The first Monday after I quit my job, I awoke from the best nights sleep I’d had in years. It felt odd to put on a pair of workout capris, a sports bra and tank top instead of my usual slacks and blouse or dress with heels. I pulled my hair into a ponytail, but couldn’t resist swiping on a coat of mascara and dusting of powder. I then woke the girls up by cuddling with them for a few minutes instead of trying to quickly pull them out of bed to get rolling. What a freeing feeling!
Whenever I’d be rushing into daycare and before school school to drop off my kids, I’d look longingly at the moms dressed in workout gear casually dropping their kids off. In my mind, I knew they were going for an invigorating two hour workout at the gym and then probably going out for coffee and enjoying a relaxing day. Must be nice to not have to rush to the office, spend the day in meetings and then hightail it back to daycare to pick up my kids before closing.
Now I was one of them and it didn’t feel quite how I thought it would. Sure, the first week I did go straight to the gym and then a few times, I really did meet a friend for coffee. It felt great to workout and not try to cram in a half hour Beach Body video at 4:30 am. Although I was taken back about how jam packed the gym is at 8:30 am during the week, I quickly got used to the luxury of actually doing something for just me. I felt decadent and like I was on vacation.
The second week, I started to feel almost embarrassed dressed in workout gear at daycare drop-off. I noticed the other moms dressed for the office and almost felt like they were judging me…kind of like I used to judge other moms at drop-off. Let’s be honest, I’m pretty sure I wasn’t a blip on the radar of most of the other moms, but it’s still how I felt.
By the time another week crept by, I realized I liked picking out my outfits and dressing up for work everyday. However, it also like this new feeling of letting go a bit. It felt pretty great to spend less time getting ready in the morning and more time with kids, like actually making them breakfast instead of handing them a dry toaster waffle to eat in the car. I also noticed my girls were less stressed in the morning and happier.
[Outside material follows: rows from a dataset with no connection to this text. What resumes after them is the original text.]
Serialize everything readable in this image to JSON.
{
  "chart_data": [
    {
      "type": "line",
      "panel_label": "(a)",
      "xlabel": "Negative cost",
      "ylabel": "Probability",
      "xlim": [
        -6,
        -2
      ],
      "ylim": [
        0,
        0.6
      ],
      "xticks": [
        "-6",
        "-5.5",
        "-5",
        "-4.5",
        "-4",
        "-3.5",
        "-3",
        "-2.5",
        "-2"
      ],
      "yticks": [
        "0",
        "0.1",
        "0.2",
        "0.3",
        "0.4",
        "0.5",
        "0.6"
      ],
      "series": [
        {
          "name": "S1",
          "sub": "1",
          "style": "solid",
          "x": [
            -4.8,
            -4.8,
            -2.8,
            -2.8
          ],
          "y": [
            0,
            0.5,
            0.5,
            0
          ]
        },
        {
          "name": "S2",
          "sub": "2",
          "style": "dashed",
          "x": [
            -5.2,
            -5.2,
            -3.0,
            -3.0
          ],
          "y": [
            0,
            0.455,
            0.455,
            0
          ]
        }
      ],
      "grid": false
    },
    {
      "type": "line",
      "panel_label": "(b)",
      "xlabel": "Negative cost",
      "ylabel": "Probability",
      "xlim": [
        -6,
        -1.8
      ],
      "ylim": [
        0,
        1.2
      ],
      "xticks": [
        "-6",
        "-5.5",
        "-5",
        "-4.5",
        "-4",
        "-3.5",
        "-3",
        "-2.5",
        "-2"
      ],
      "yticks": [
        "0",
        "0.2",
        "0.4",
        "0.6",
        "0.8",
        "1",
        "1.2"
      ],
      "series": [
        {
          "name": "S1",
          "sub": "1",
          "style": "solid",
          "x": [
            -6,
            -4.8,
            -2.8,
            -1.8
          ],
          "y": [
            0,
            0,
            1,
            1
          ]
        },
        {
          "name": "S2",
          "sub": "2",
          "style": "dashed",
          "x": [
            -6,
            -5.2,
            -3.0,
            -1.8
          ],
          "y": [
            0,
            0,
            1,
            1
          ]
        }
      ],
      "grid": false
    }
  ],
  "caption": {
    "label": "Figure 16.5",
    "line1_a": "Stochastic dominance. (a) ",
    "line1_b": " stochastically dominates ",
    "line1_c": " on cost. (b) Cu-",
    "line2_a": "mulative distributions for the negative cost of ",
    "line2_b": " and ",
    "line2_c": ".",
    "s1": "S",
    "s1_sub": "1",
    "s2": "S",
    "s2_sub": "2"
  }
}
A leopard doesn’t change it’s stripes overnight. I do still wear a bit of make-up with my workout gear and I do dress up a little for when I pick-up the girls. I’m not talking a suit, but a nice blouse and jeans or a sundress. Hey – I can’t let a closet full of clothes go to waste.
As I work on letting go of some of my unconscious biases, I’m also working on taking more time to appreciate the special times of my day – the moment my four-year-old sees me across the playground and runs full speed to jump in my arms, grocery shopping at 10 am on a Tuesday in an empty Mariano’s, being the parent volunteer at the Brownie meeting or taking a cardio kickboxing class that is just for me. It may sound insignificant to some, but to me, these are moments that are important and a luxury for many.